Ministers from Germany, France, Italy and Spain agreed that more coordination at EU level are needed to prevent corporations from shifting profits to countries where they pay lower taxes.

"We need collective rules to tackle harmful tax competition and aggressive tax planning," French finance minister Michel Sapin told European lawmakers in a joint hearing in the EU Parliament in Brussels.

His call was echoed by his counterparts from Germany, Italy and Spain. "Harmful tax competition increases profits in one state but compromises them in other states, preventing them from getting legitimate tax revenues,” Italy's finance minister Pier Carlo Padoan said.

These calls come as Europe's Economic Commissioner Pierre Moscovici is urging EU finance ministers to agree on sharing information about specific arrangements with corporations, known as tax rulings, at their next regular meeting on October 5.

Tax rulings provide companies with information about their future tax bills when they settle in a country.

"This in itself is neither illegal nor problematic but, if misused, tax rulings can facilitate or even encourage aggressive tax planning, resulting in a serious loss of revenue for member states," Moscovici said in his blog.

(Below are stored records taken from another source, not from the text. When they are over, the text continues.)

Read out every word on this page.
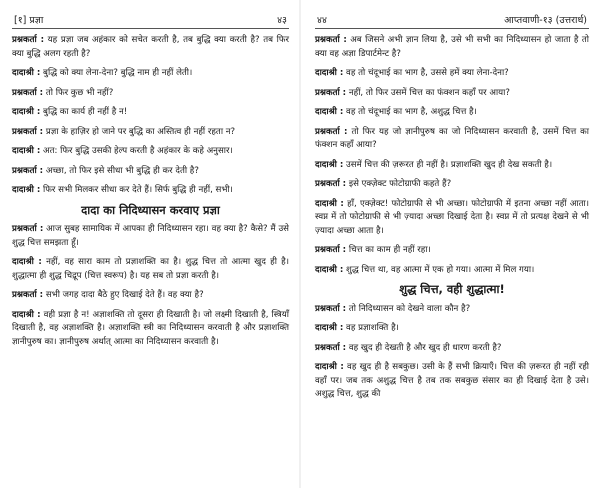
[१] प्रज्ञा	४३

प्रश्नकर्ता : यह प्रज्ञा जब अहंकार को सचेत करती है, तब बुद्धि क्या करती है? तब फिर क्या बुद्धि अलग रहती है?

दादाश्री : बुद्धि को क्या लेना-देना? बुद्धि नाम ही नहीं लेती।

प्रश्नकर्ता : तो फिर कुछ भी नहीं?

दादाश्री : बुद्धि का कार्य ही नहीं है न!

प्रश्नकर्ता : प्रज्ञा के हाज़िर हो जाने पर बुद्धि का अस्तित्व ही नहीं रहता न?

दादाश्री : अत: फिर बुद्धि उसकी हेल्प करती है अहंकार के कहे अनुसार।

प्रश्नकर्ता : अच्छा, तो फिर इसे सीधा भी बुद्धि ही कर देती है?

दादाश्री : फिर सभी मिलकर सीधा कर देते हैं। सिर्फ बुद्धि ही नहीं, सभी।

दादा का निदिध्यासन करवाए प्रज्ञा

प्रश्नकर्ता : आज सुबह सामायिक में आपका ही निदिध्यासन रहा। वह क्या है? कैसे? मैं उसे शुद्ध चित्त समझता हूँ।

दादाश्री : नहीं, वह सारा काम तो प्रज्ञाशक्ति का है। शुद्ध चित्त तो आत्मा खुद ही है। शुद्धात्मा ही शुद्ध चिद्रूप (चित्त स्वरूप) है। यह सब तो प्रज्ञा करती है।

प्रश्नकर्ता : सभी जगह दादा बैठे हुए दिखाई देते हैं। वह क्या है?

दादाश्री : वही प्रज्ञा है न! अज्ञाशक्ति तो दूसरा ही दिखाती है। जो लक्ष्मी दिखाती है, स्त्रियाँ दिखाती है, वह अज्ञाशक्ति है। अज्ञाशक्ति स्त्री का निदिध्यासन करवाती है और प्रज्ञाशक्ति ज्ञानीपुरुष का। ज्ञानीपुरुष अर्थात् आत्मा का निदिध्यासन करवाती है।

४४	आप्तवाणी-१३ (उत्तरार्ध)

प्रश्नकर्ता : अब जिसने अभी ज्ञान लिया है, उसे भी सभी का निदिध्यासन हो जाता है तो क्या वह अज्ञा डिपार्टमेन्ट है?

दादाश्री : वह तो चंदूभाई का भाग है, उससे हमें क्या लेना-देना?

प्रश्नकर्ता : नहीं, तो फिर उसमें चित्त का फंक्शन कहाँ पर आया?

दादाश्री : वह तो चंदूभाई का भाग है, अशुद्ध चित्त है।

प्रश्नकर्ता : तो फिर यह जो ज्ञानीपुरुष का जो निदिध्यासन करवाती है, उसमें चित्त का फंक्शन कहाँ आया?

दादाश्री : उसमें चित्त की ज़रूरत ही नहीं है। प्रज्ञाशक्ति खुद ही देख सकती है।

प्रश्नकर्ता : इसे एक्ज़ेक्ट फोटोग्राफी कहते हैं?

दादाश्री : हाँ, एक्ज़ेक्ट! फोटोग्राफी से भी अच्छा। फोटोग्राफी में इतना अच्छा नहीं आता। स्वप्न में तो फोटोग्राफी से भी ज़्यादा अच्छा दिखाई देता है। स्वप्न में तो प्रत्यक्ष देखने से भी ज़्यादा अच्छा आता है।

प्रश्नकर्ता : चित्त का काम ही नहीं रहा।

दादाश्री : शुद्ध चित्त था, वह आत्मा में एक हो गया। आत्मा में मिल गया।

शुद्ध चित्त, वही शुद्धात्मा!

प्रश्नकर्ता : तो निदिध्यासन को देखने वाला कौन है?

दादाश्री : वह प्रज्ञाशक्ति है।

प्रश्नकर्ता : वह खुद ही देखती है और खुद ही धारण करती है?

दादाश्री : वह खुद ही है सबकुछ। उसी के हैं सभी क्रियाएँ। चित्त की ज़रूरत ही नहीं रही वहाँ पर। जब तक अशुद्ध चित्त है तब तक सबकुछ संसार का ही दिखाई देता है उसे। अशुद्ध चित्त, शुद्ध की
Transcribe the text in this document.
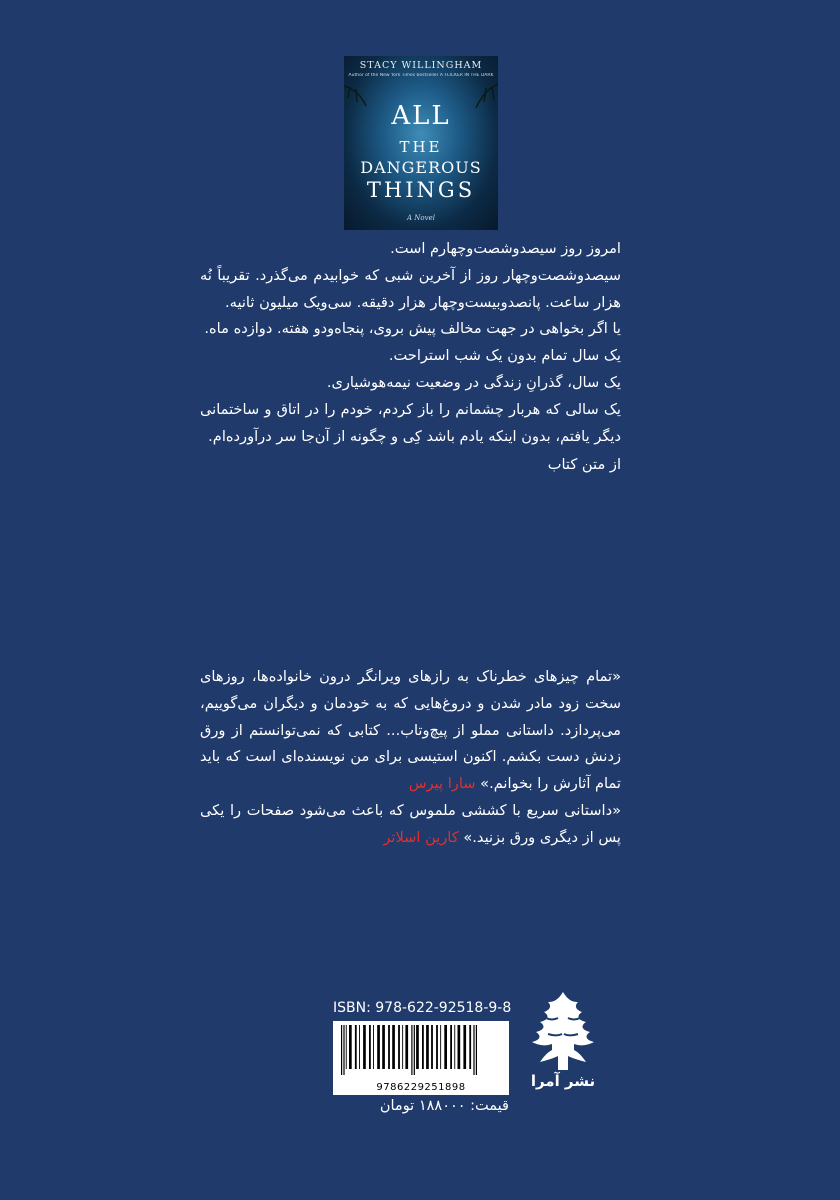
STACY WILLINGHAM
Author of the New York Times bestseller A FLICKER IN THE DARK
ALL
THE
DANGEROUS
THINGS
A Novel

امروز روز سیصدوشصت‌وچهارم است.

سیصدوشصت‌وچهار روز از آخرین شبی که خوابیدم می‌گذرد. تقریباً نُه هزار ساعت. پانصدوبیست‌وچهار هزار دقیقه. سی‌ویک میلیون ثانیه.

یا اگر بخواهی در جهت مخالف پیش بروی، پنجاه‌ودو هفته. دوازده ماه.

یک سال تمام بدون یک شب استراحت.

یک سال، گذرانِ زندگی در وضعیت نیمه‌هوشیاری.

یک سالی که هربار چشمانم را باز کردم، خودم را در اتاق و ساختمانی دیگر یافتم، بدون اینکه یادم باشد کِی و چگونه از آن‌جا سر درآورده‌ام.

از متن کتاب

«تمام چیزهای خطرناک به رازهای ویرانگر درون خانواده‌ها، روزهای سخت زود مادر شدن و دروغ‌هایی که به خودمان و دیگران می‌گوییم، می‌پردازد. داستانی مملو از پیچ‌وتاب... کتابی که نمی‌توانستم از ورق زدنش دست بکشم. اکنون استیسی برای من نویسنده‌ای است که باید تمام آثارش را بخوانم.» سارا پیرس

«داستانی سریع با کششی ملموس که باعث می‌شود صفحات را یکی پس از دیگری ورق بزنید.» کارین اسلاتر

ISBN: 978-622-92518-9-8
9786229251898
قیمت: ۱۸۸۰۰۰ تومان
نشر آمرا
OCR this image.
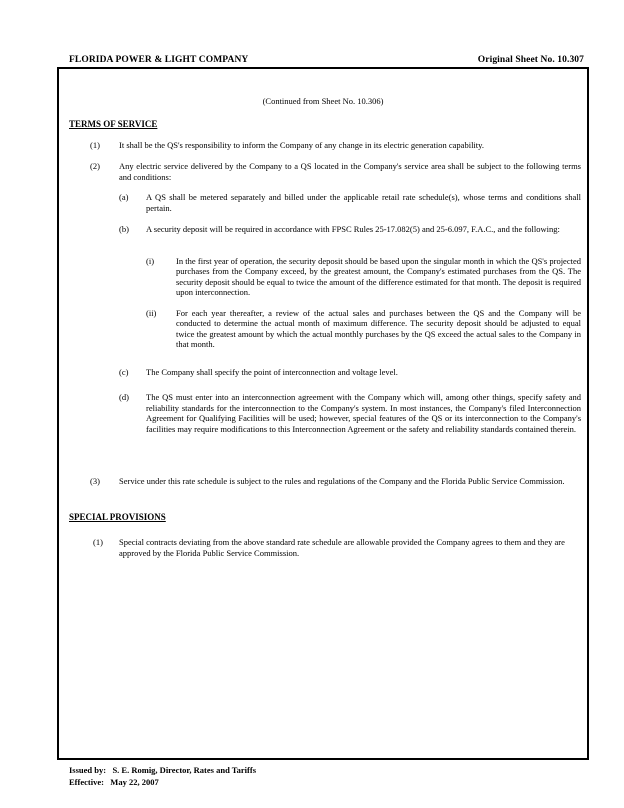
FLORIDA POWER & LIGHT COMPANY	Original Sheet No. 10.307
(Continued from Sheet No. 10.306)
TERMS OF SERVICE
(1) It shall be the QS's responsibility to inform the Company of any change in its electric generation capability.
(2) Any electric service delivered by the Company to a QS located in the Company's service area shall be subject to the following terms and conditions:
(a) A QS shall be metered separately and billed under the applicable retail rate schedule(s), whose terms and conditions shall pertain.
(b) A security deposit will be required in accordance with FPSC Rules 25-17.082(5) and 25-6.097, F.A.C., and the following:
(i)	In the first year of operation, the security deposit should be based upon the singular month in which the QS's projected purchases from the Company exceed, by the greatest amount, the Company's estimated purchases from the QS. The security deposit should be equal to twice the amount of the difference estimated for that month. The deposit is required upon interconnection.
(ii) For each year thereafter, a review of the actual sales and purchases between the QS and the Company will be conducted to determine the actual month of maximum difference. The security deposit should be adjusted to equal twice the greatest amount by which the actual monthly purchases by the QS exceed the actual sales to the Company in that month.
(c) The Company shall specify the point of interconnection and voltage level.
(d) The QS must enter into an interconnection agreement with the Company which will, among other things, specify safety and reliability standards for the interconnection to the Company's system. In most instances, the Company's filed Interconnection Agreement for Qualifying Facilities will be used; however, special features of the QS or its interconnection to the Company's facilities may require modifications to this Interconnection Agreement or the safety and reliability standards contained therein.
(3) Service under this rate schedule is subject to the rules and regulations of the Company and the Florida Public Service Commission.
SPECIAL PROVISIONS
(1) Special contracts deviating from the above standard rate schedule are allowable provided the Company agrees to them and they are approved by the Florida Public Service Commission.
Issued by:   S. E. Romig, Director, Rates and Tariffs
Effective:   May 22, 2007
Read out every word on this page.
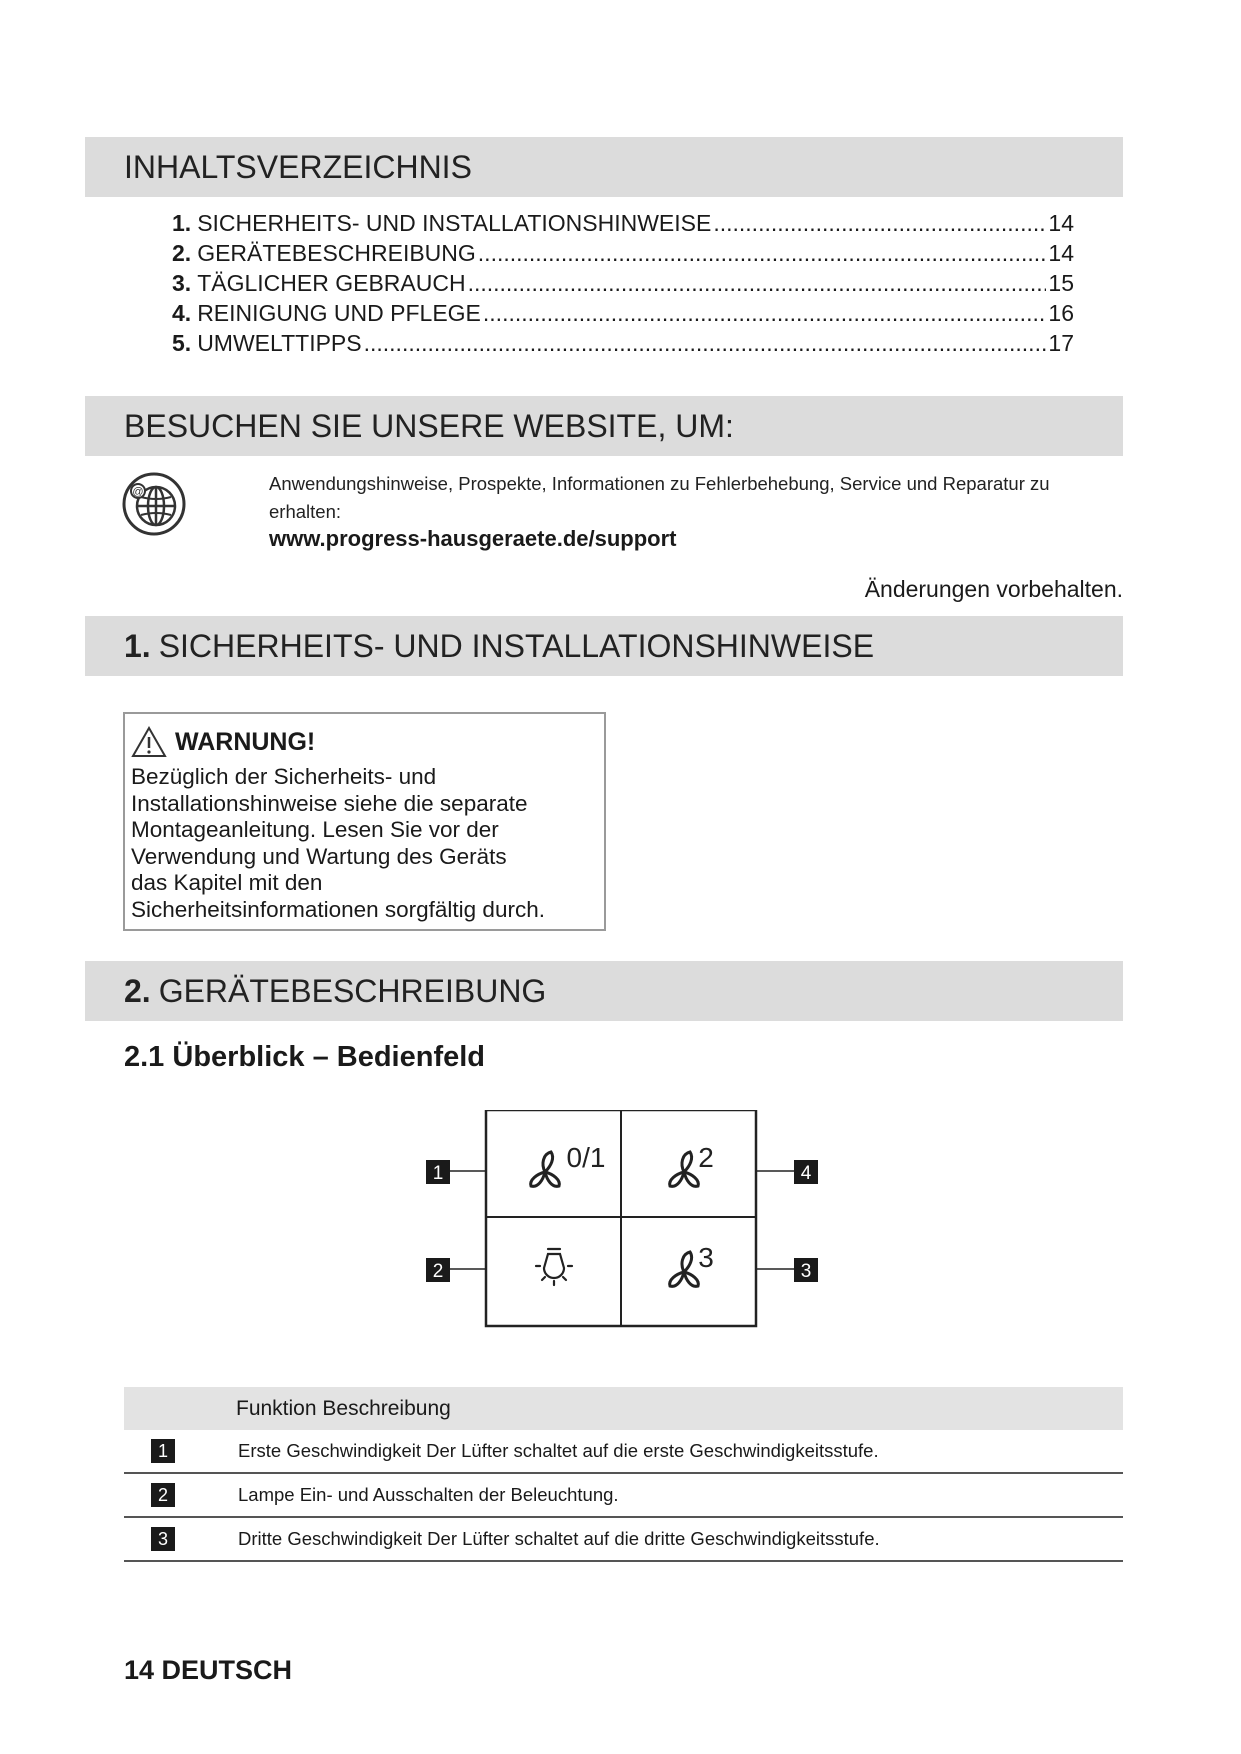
INHALTSVERZEICHNIS
1. SICHERHEITS- UND INSTALLATIONSHINWEISE .....	14
2. GERÄTEBESCHREIBUNG .....	14
3. TÄGLICHER GEBRAUCH .....	15
4. REINIGUNG UND PFLEGE .....	16
5. UMWELTTIPPS .....	17
BESUCHEN SIE UNSERE WEBSITE, UM:
@	Anwendungshinweise, Prospekte, Informationen zu Fehlerbehebung, Service und Reparatur zu erhalten:
www.progress-hausgeraete.de/support
Änderungen vorbehalten.
1. SICHERHEITS- UND INSTALLATIONSHINWEISE
WARNUNG!
Bezüglich der Sicherheits- und
Installationshinweise siehe die separate
Montageanleitung. Lesen Sie vor der
Verwendung und Wartung des Geräts
das Kapitel mit den
Sicherheitsinformationen sorgfältig durch.
2. GERÄTEBESCHREIBUNG
2.1 Überblick – Bedienfeld
1
2	3
4
0/1	2
3
Funktion Beschreibung
1	Erste Geschwindigkeit Der Lüfter schaltet auf die erste Geschwindigkeitsstufe.
2	Lampe Ein- und Ausschalten der Beleuchtung.
3	Dritte Geschwindigkeit Der Lüfter schaltet auf die dritte Geschwindigkeitsstufe.
14 DEUTSCH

The EU is investigating the tax arrangements of Amazon and Fiat in Luxembourg, Apple in Ireland and Starbucks in the Netherlands and may start new investigations.

"Tax rulings should no longer be implemented to allow harmful tax planning," German finance minister Wolfgang Schaeuble told lawmakers in the joint conference organised by a special committee set up in the European Parliament to tackle harmful tax rulings.

As a disincentive against future aggressive tax deals, Moscovici wants states to set up a mechanism next year to automatically exchange data on deals struck with corporations. He is also pushing for the disclosure of arrangements made up to at least 5 years ago.

The Commission, the EU executive, also plans to launch a new proposal next year on a "common consolidated corporate tax base" (CCCTB) for multinational companies.

The plan will have a first phase where only a common tax base would be introduced. Consolidation, the most contentious issue, would be introduced later and entail the elimination of tax avoidance practices.

A previous attempt to bring in CCCTB drew opposition from member states who saw it as a first step towards harmonising tax rates, regarded as a sovereign issue.